- #1

- 408

- 12

## Homework Statement

Hi everybody! Here is another problem about contraction and Banach fixed-point theorem that I don't get:

The function ƒ: C([0,½]) → C([0,½]) is defined by:

[tex]

[f(x)](t) := 1 + \int_{0}^{t} x(s) ds ∀ t∈[0,\frac{1}{2}].

[/tex]

Is ƒ a contraction with respect to the norm || ⋅ ||

_{∞}? If yes, which function is the fixed point of ƒ?

## Homework Equations

Contraction mapping theorem, Banach fixed-point theorem

## The Attempt at a Solution

Well I could not really get anywhere, because I don't understand really the definition of the function.

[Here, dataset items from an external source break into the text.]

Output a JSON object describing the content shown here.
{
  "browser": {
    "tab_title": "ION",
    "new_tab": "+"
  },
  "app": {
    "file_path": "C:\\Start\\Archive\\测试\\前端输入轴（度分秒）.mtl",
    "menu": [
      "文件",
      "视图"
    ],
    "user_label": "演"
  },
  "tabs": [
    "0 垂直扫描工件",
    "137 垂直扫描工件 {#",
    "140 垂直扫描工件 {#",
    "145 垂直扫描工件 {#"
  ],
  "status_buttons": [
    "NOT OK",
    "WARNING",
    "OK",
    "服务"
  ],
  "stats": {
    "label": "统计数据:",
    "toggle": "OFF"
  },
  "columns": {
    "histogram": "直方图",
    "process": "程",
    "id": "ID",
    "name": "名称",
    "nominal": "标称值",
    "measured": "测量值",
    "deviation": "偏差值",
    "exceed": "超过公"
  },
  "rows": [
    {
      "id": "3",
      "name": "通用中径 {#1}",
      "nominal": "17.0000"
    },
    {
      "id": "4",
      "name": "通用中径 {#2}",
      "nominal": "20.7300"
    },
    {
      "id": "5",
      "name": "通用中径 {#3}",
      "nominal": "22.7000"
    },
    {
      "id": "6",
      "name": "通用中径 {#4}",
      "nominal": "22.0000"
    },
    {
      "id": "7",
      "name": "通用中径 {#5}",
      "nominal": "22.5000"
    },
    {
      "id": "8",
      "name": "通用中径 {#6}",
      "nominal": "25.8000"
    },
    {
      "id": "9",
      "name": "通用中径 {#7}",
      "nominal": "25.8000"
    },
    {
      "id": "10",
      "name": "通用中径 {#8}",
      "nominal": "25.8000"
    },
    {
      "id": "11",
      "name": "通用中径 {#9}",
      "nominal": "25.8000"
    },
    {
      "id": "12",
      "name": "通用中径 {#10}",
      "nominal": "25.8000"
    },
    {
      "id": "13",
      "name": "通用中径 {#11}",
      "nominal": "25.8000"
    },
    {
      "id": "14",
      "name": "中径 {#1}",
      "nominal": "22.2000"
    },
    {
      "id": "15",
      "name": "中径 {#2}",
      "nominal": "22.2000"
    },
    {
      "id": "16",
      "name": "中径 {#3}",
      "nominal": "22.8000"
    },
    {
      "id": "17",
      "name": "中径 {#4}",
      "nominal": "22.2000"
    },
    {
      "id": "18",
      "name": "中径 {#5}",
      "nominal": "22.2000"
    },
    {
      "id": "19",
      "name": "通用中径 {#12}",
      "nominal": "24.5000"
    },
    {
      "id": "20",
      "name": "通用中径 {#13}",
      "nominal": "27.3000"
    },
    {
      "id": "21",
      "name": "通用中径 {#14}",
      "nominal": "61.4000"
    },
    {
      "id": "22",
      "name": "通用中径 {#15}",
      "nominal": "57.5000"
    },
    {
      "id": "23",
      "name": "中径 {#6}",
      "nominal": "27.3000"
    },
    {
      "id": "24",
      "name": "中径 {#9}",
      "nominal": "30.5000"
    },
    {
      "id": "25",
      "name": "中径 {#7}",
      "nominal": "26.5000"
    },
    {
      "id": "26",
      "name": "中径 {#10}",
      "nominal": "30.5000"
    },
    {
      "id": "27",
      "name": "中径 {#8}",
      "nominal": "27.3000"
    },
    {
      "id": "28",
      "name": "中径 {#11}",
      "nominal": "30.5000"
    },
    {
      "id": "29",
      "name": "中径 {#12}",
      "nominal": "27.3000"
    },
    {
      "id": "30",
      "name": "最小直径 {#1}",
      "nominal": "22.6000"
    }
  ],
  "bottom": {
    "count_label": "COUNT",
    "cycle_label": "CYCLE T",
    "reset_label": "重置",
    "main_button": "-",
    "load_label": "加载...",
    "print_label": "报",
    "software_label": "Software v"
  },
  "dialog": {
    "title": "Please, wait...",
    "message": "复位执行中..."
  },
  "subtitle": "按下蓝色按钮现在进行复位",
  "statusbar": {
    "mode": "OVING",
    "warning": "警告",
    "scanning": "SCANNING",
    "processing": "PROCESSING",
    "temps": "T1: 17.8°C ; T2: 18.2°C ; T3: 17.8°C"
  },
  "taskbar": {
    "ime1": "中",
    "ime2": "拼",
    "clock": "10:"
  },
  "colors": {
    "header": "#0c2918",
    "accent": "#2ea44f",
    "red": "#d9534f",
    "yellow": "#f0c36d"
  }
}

Here is what I would do anyway:

[tex]

|| [f(x)](t) - [f(y)](t) ||_{\infty} = \mbox{max } | 1 + \int_{0}^{t} x(s) ds - 1 - \int_{0}^{t} y(s) ds | \\

= \mbox{max } | \int_{0}^{t} x(s) - y(s) ds |

[/tex]

Then I have no idea how to integrate that since x is a function of s... What is the primitive of x(s)? Also not sure if I did the right thing in the first place as well! Some help would be very appreciated. :)

Thank you in advance for your answers.

Julien.